De gebruikers hadden na de overeengekomen periode nog geen andere woonruimte kunnen regelen. Met de verhuurder werd afgesproken dat het gebruik mocht worden verlengd voor een half jaar en dat verdere verlenging niet mogelijk was.

De gebruikers konden na de overeengekomen periode geen woonruimte vinden en deden alsnog beroep op huurbescherming. De kantonrechter kwalificeerde de overeenkomst tussen partijen als een huurovereenkomst in de zin van artikel 7:201 BW en artikel 7:271 BW. De verlengingsovereenkomst tussen partijen werd door de kantonrechter opgevat als een verlenging van de huurovereenkomst voor onbepaalde tijd (ingevolge 7:271 lid 1 laatste zin).

De verhuurder stelde hoger beroep in tegen dit vonnis. Volgens de verhuurder hadden partijen bij het sluiten van de (verlengde) vaststellingsovereenkomst in de zin van artikel 7:900 BW vastgelegd dat de gebruikers geen duurzame gemeenschappelijke huishouding hadden met hun moeder, zouden afzien van het instellen van een vordering als bedoeld in 7:268 BW en de woning uiterlijk 31 maart 2020 (later verlengd tot 30 september 2020) zouden verlaten. De verhuurder stelde dat zij nooit de intentie heeft gehad een huurovereenkomst te sluiten.
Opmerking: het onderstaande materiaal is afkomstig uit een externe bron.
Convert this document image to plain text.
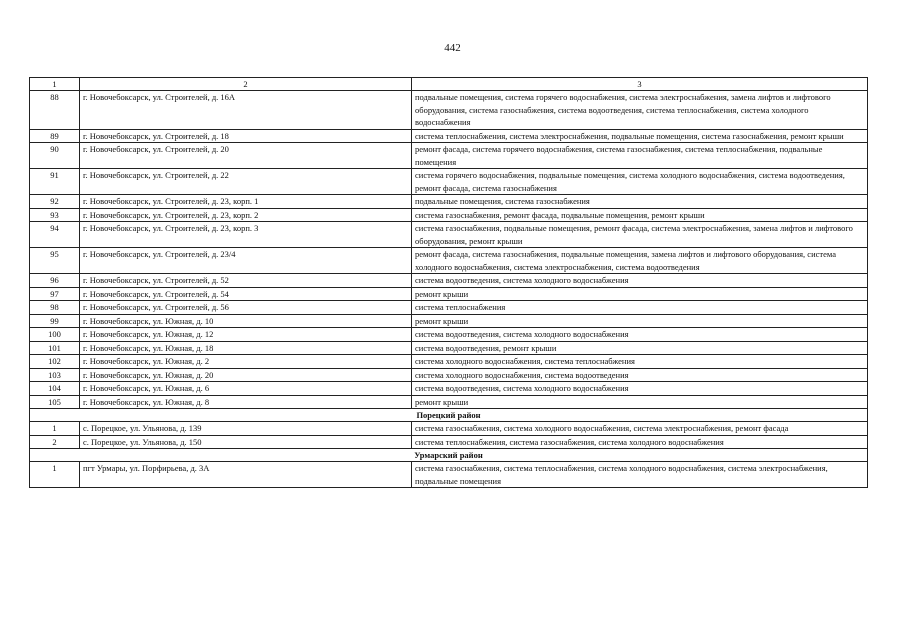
442
1	2	3
88	г. Новочебоксарск, ул. Строителей, д. 16А	подвальные помещения, система горячего водоснабжения, система электроснабжения, замена лифтов и лифтового оборудования, система газоснабжения, система водоотведения, система теплоснабжения, система холодного водоснабжения
89	г. Новочебоксарск, ул. Строителей, д. 18	система теплоснабжения, система электроснабжения, подвальные помещения, система газоснабжения, ремонт крыши
90	г. Новочебоксарск, ул. Строителей, д. 20	ремонт фасада, система горячего водоснабжения, система газоснабжения, система теплоснабжения, подвальные помещения
91	г. Новочебоксарск, ул. Строителей, д. 22	система горячего водоснабжения, подвальные помещения, система холодного водоснабжения, система водоотведения, ремонт фасада, система газоснабжения
92	г. Новочебоксарск, ул. Строителей, д. 23, корп. 1	подвальные помещения, система газоснабжения
93	г. Новочебоксарск, ул. Строителей, д. 23, корп. 2	система газоснабжения, ремонт фасада, подвальные помещения, ремонт крыши
94	г. Новочебоксарск, ул. Строителей, д. 23, корп. 3	система газоснабжения, подвальные помещения, ремонт фасада, система электроснабжения, замена лифтов и лифтового оборудования, ремонт крыши
95	г. Новочебоксарск, ул. Строителей, д. 23/4	ремонт фасада, система газоснабжения, подвальные помещения, замена лифтов и лифтового оборудования, система холодного водоснабжения, система электроснабжения, система водоотведения
96	г. Новочебоксарск, ул. Строителей, д. 52	система водоотведения, система холодного водоснабжения
97	г. Новочебоксарск, ул. Строителей, д. 54	ремонт крыши
98	г. Новочебоксарск, ул. Строителей, д. 56	система теплоснабжения
99	г. Новочебоксарск, ул. Южная, д. 10	ремонт крыши
100	г. Новочебоксарск, ул. Южная, д. 12	система водоотведения, система холодного водоснабжения
101	г. Новочебоксарск, ул. Южная, д. 18	система водоотведения, ремонт крыши
102	г. Новочебоксарск, ул. Южная, д. 2	система холодного водоснабжения, система теплоснабжения
103	г. Новочебоксарск, ул. Южная, д. 20	система холодного водоснабжения, система водоотведения
104	г. Новочебоксарск, ул. Южная, д. 6	система водоотведения, система холодного водоснабжения
105	г. Новочебоксарск, ул. Южная, д. 8	ремонт крыши
Порецкий район		
1	с. Порецкое, ул. Ульянова, д. 139	система газоснабжения, система холодного водоснабжения, система электроснабжения, ремонт фасада
2	с. Порецкое, ул. Ульянова, д. 150	система теплоснабжения, система газоснабжения, система холодного водоснабжения
Урмарский район		
1	пгт Урмары, ул. Порфирьева, д. 3А	система газоснабжения, система теплоснабжения, система холодного водоснабжения, система электроснабжения, подвальные помещения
Het hof was van oordeel dat uit de vaststellingsovereenkomst voortvloeiende verplichtingen te weinig gelijkenis vertoonde met huur om de toepasselijkheid van het daarmee samenhangende beschermende regime te rechtvaardigen. Daarbij was niet beslissend dat die overeenkomst elementen bevat op grond waarvan op zichzelf voldaan is aan de omschrijving van huur. Het ging erom dat in de gegeven omstandigheden, gelet op het hetgeen partijen ten tijde van het sluiten van de overeenkomst voor ogen stond, de inhoud en strekking van de overeenkomst van dien aard waren dat de overeenkomst in zijn geheel niet als huurovereenkomst kon worden aangemerkt.
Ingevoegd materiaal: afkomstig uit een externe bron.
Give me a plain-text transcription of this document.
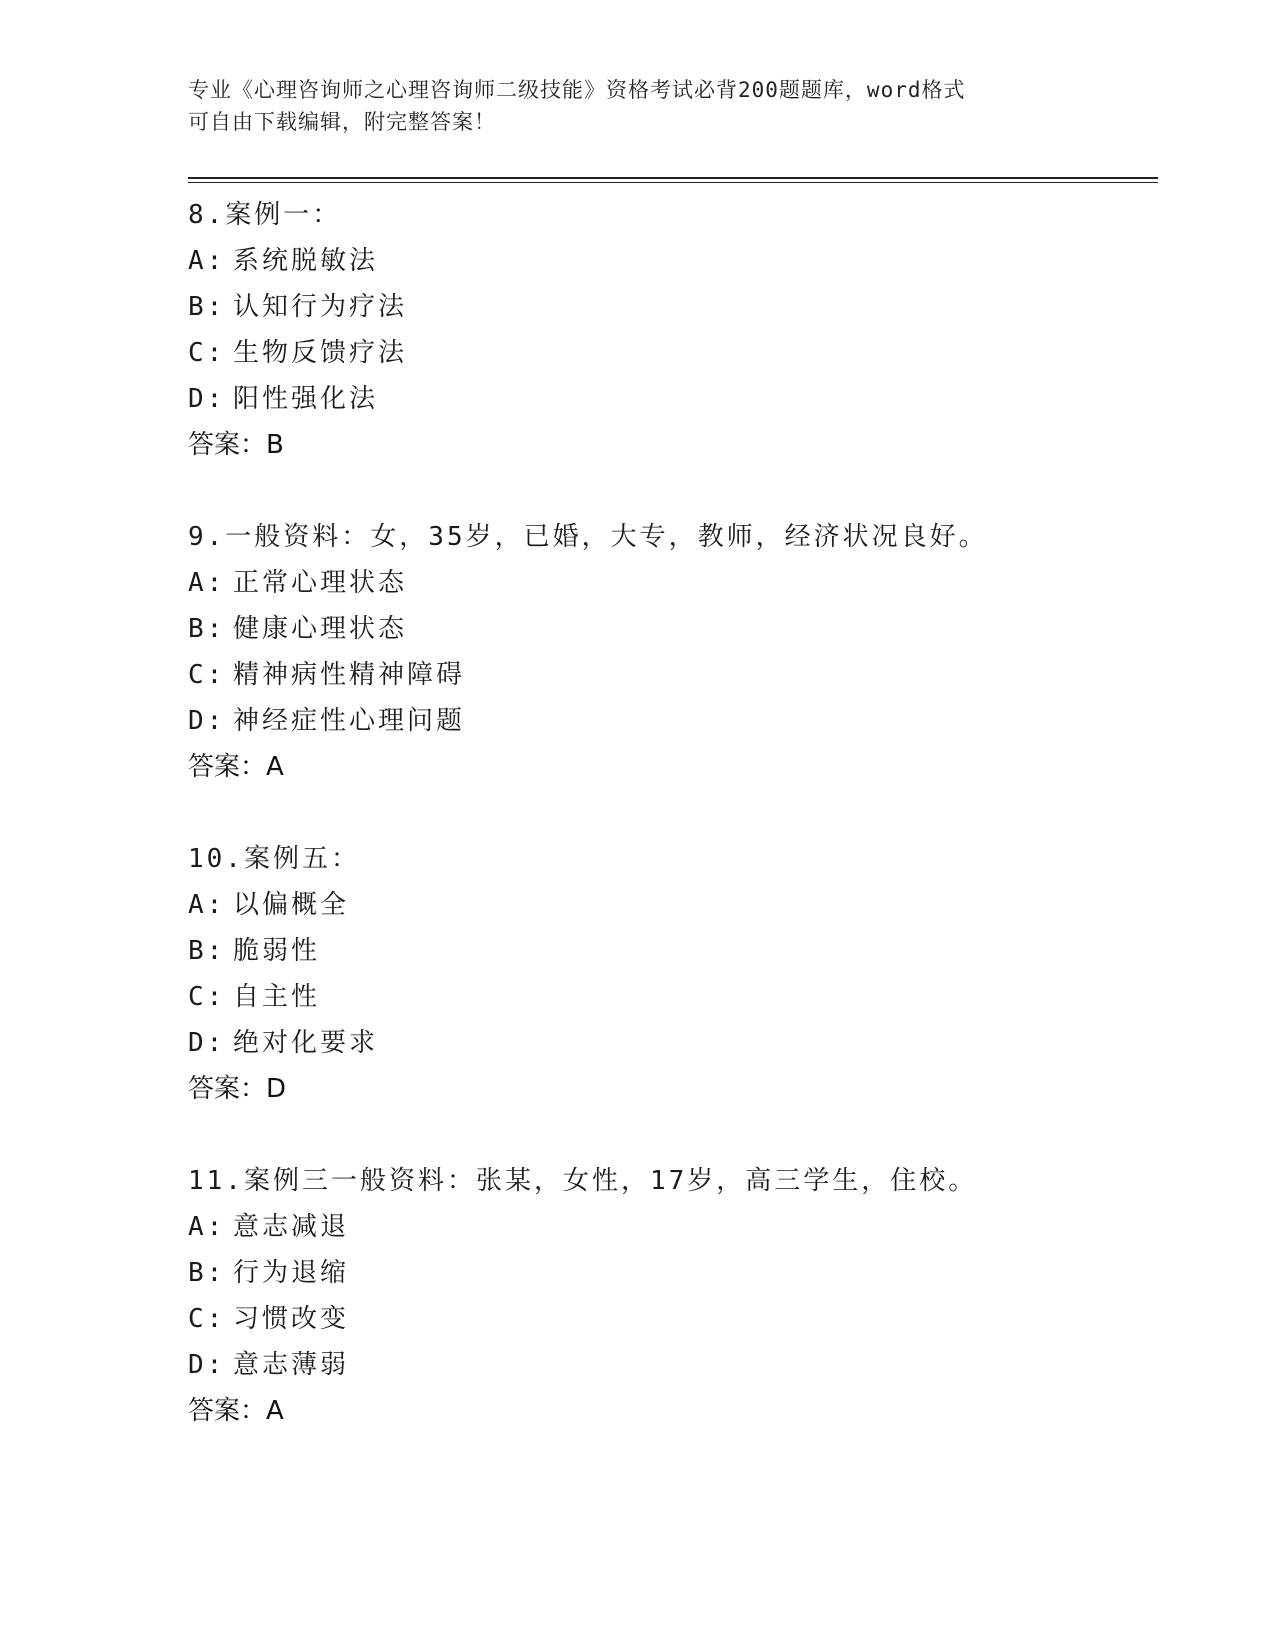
专业《心理咨询师之心理咨询师二级技能》资格考试必背200题题库，word格式
可自由下载编辑，附完整答案！
8.案例一：
A: 系统脱敏法
B: 认知行为疗法
C: 生物反馈疗法
D: 阳性强化法
答案：B
9.一般资料：女，35岁，已婚，大专，教师，经济状况良好。
A: 正常心理状态
B: 健康心理状态
C: 精神病性精神障碍
D: 神经症性心理问题
答案：A
10.案例五：
A: 以偏概全
B: 脆弱性
C: 自主性
D: 绝对化要求
答案：D
11.案例三一般资料：张某，女性，17岁，高三学生，住校。
A: 意志减退
B: 行为退缩
C: 习惯改变
D: 意志薄弱
答案：A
Het hof wenste te benadrukken dat het voorgaande niet wegnam dat er geen eerlijke informatievoorziening had plaatsgevonden op het moment dat de gebruikers zich in een moeilijke situatie en emotionele toestand bevonden door het overlijden van hun moeder. Zo had de verhuurder de gebruikers voorgehouden dat zij als huisgenoten niet in aanmerking kwamen voor een voortzetting van de huur als bedoeld in artikel 7:268 lid 2 BW, omdat geen sprake zou zijn geweest van een duurzame gemeenschappelijke huishouding, maar het was niet (uitsluitend) aan de verhuurder om dat te beoordelen. De verhuurder had dit ook niet getoetst, maar dit slechts aangenomen op basis van algemene uitgangspunten. De verhuurder had de gebruikers daarbij ook ten onrechte voorgehouden dat zij zonder recht of titel in de woning verbleven. Indien de gebruikers, een verzoek hadden ingediend op basis van artikel 7:268 lid 2 BW, hadden zij namelijk het recht gehad om zolang niet op dat verzoek was beslist, in de woning te verblijven.
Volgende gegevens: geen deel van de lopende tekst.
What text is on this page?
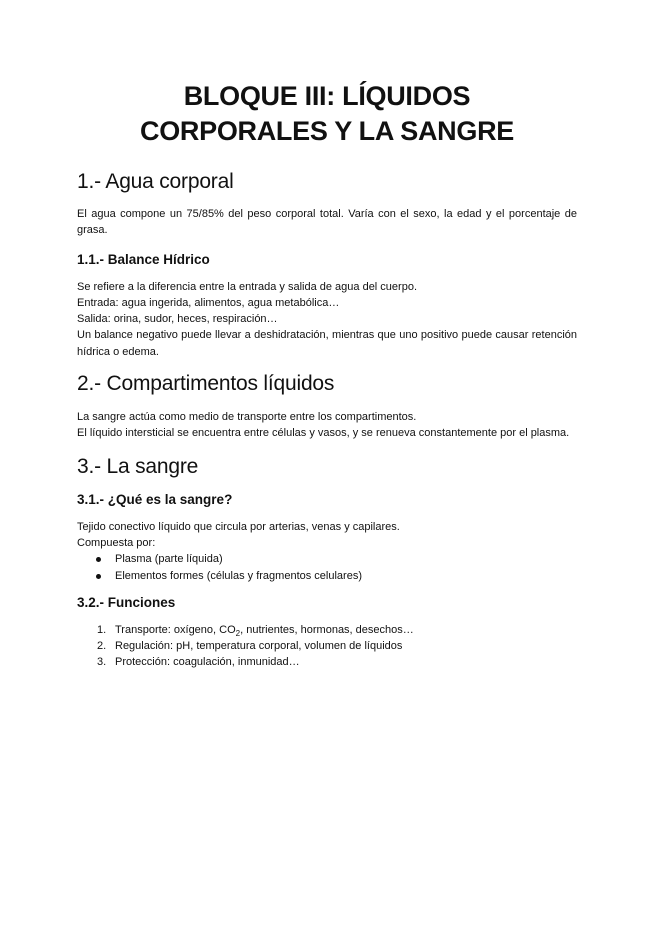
BLOQUE III: LÍQUIDOS
CORPORALES Y LA SANGRE
1.- Agua corporal

El agua compone un 75/85% del peso corporal total. Varía con el sexo, la edad y el porcentaje de grasa.

1.1.- Balance Hídrico

Se refiere a la diferencia entre la entrada y salida de agua del cuerpo.

Entrada: agua ingerida, alimentos, agua metabólica…

Salida: orina, sudor, heces, respiración…

Un balance negativo puede llevar a deshidratación, mientras que uno positivo puede causar retención hídrica o edema.

2.- Compartimentos líquidos

La sangre actúa como medio de transporte entre los compartimentos.

El líquido intersticial se encuentra entre células y vasos, y se renueva constantemente por el plasma.

3.- La sangre
3.1.- ¿Qué es la sangre?

Tejido conectivo líquido que circula por arterias, venas y capilares.

Compuesta por:

Plasma (parte líquida)
Elementos formes (células y fragmentos celulares)
3.2.- Funciones
1. Transporte: oxígeno, $CO_2$, nutrientes, hormonas, desechos…
2. Regulación: pH, temperatura corporal, volumen de líquidos
3. Protección: coagulación, inmunidad…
Naar het oordeel van het hof stond dit los van de vraag of een procedure tot voortzetting van de huur ook succesvol zou zijn geweest. De gebruikers hadden evenwel geen beroep op vernietiging van de vaststellingsovereenkomst(en) gedaan op grond van een wilsgebrek, zodat dit niet tot een ander oordeel kon leiden.

De les uit deze casus is op safe te spelen en voortgezet gebruik niet toe te staan. In mijn praktijk zie ik vaak dat goede bedoelingen van een verhuurder anders uitpakken. Het is ook wel begrijpelijk als de gebruikers geen andere woonruimte kunnen krijgen na een afgesproken huurperiode. Deze gebruikers moeten echter wel begrijpen dat hun probleem niet het probleem van de verhuurder moet worden.

De verhuurder zou nu wel voor maximaal 2 jaar een overeenkomst kunnen sluiten op basis van artikel 22a sub e RTIV. Dit artikel was echter ten tijde van deze kwestie nog niet ingevoerd, waardoor de verhuurder op basis hiervan nog geen woonruimte kon verhuren ex artikel 7:271 lid 1 BW. Er is op basis van artikel 22a sub e RTIV geen leeftijdsgrens van toepassing.